Birthdays are curious times. When we are young they mean a year more till this or that is in our reach and when we are older, it's a reminder that we are one year further from a dreamy childhood. Yet we celebrate them, sometimes just as a cause for a party. It's a rather enjoyable practice and can have good meaning and symbolism about the miracle of life, but we don't usually think like this as the day passes. It's just a day and another party with little traditions of its own that vary from person to person. Among the oddly little customs that accompany this celebration, is the ceremony of making a wish while blowing out the birthday candles. Everyone knows this is a futile gesture. There's also the idea of how disturbing it may be to think of eating cake that children have sputtered profusely over, but we seemed to find it entertaining and cling to it as a tradition. As for me, I like tradition and always made a wish on my birthday growing up. I usually wish for small or clever things that I have a good idea will come true in the future, but my eighteenth birthday was a little different.

I sat at our old oval table in the kitchen, happily anticipating the chocolate fudge dessert I had chosen as tradition as my "cake." My mother laid the glass pan on the table in front of me and lit the few candles. There were just five because my mother had forgotten, as usual, to go to the store and get more. My brothers were hopping around the kitchen taking pictures with my own camera. Soon my dad started us in singing happy birthday, which of course ended up too low and thoroughly off-key.
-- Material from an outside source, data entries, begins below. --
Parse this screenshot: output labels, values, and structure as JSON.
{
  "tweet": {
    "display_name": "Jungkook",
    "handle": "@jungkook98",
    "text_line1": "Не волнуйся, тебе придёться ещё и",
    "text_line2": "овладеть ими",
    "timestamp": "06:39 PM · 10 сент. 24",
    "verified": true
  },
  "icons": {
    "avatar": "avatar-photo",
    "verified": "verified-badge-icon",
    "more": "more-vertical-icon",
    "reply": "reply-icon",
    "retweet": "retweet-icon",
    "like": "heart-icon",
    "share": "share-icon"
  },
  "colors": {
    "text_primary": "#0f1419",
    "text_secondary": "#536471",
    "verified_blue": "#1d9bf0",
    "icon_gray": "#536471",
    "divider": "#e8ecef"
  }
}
When they finished, I put up with another picture and sat with a silly smile on my face. I had to come up with something to wish, despite my youngest brother's calls to hurry lest the candles melt all over the dessert. Having just watched Pride and Prejudice with friends in an early birthday party the night before, an ideal wish popped into my head just in time. I quickly took a great breath and blew harshly from side to side across the candles. On most birthdays, it takes more than one breath, but this time I got it all in one and heartily congratulated myself. I replayed my wish in my head. I'd gone a little overboard, perhaps, but I was eighteen. The wish: To have a classic Jane Austin style romance. I was always a firm romanticist in the best sort of way and believed profoundly that I would fall deeply in love in the far distant future, the wish was more of ajoke and I liked the idea of it. For once, though I didn't end up talking about what I wished and just kept the little dream inside, where superstitious people might think it safe.
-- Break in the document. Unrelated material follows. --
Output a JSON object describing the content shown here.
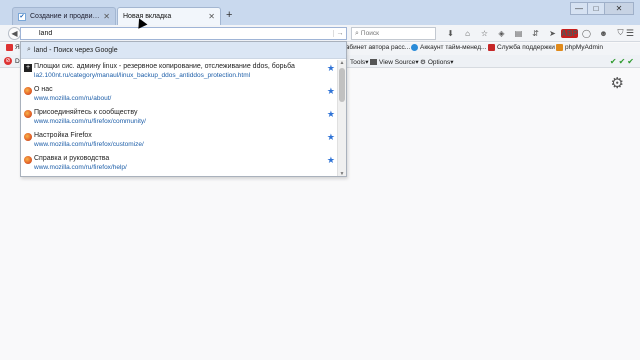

After we ate the desert, I opened presents and was very delighted to see that, along with a new camera card and other things, I received the top thing on my list. It was a boxed set all Austin's completed works. Recently, I'd been collecting books for Christmas and Birthdays. It had started the Christmas a year before when I received one of my favorite books, The Scarlet Pimpernel. I was excited with these books to add to my collection and the birthday celebration that year was particularly enjoyable.

When all was done, my parents went to bed and the older of my brothers put in Gillagan's Island, which we would probably stay up watching for some time. I loved staying up late, but instead of watching the TV with them, I opened Sense and Sensibility and poured over its pages, content to just lie on the couch wrapped in my snow-flake micro-plush throw and read. Reading late at night unfortunately can have a drowsy effect on people, especially when in a very comfortable position. It was not long until I had slipped off to sleep with intertwined thoughts of Darcy, Elizabeth and Colonel Brandon, with no expectations of what I might find awaiting me when I next woke up.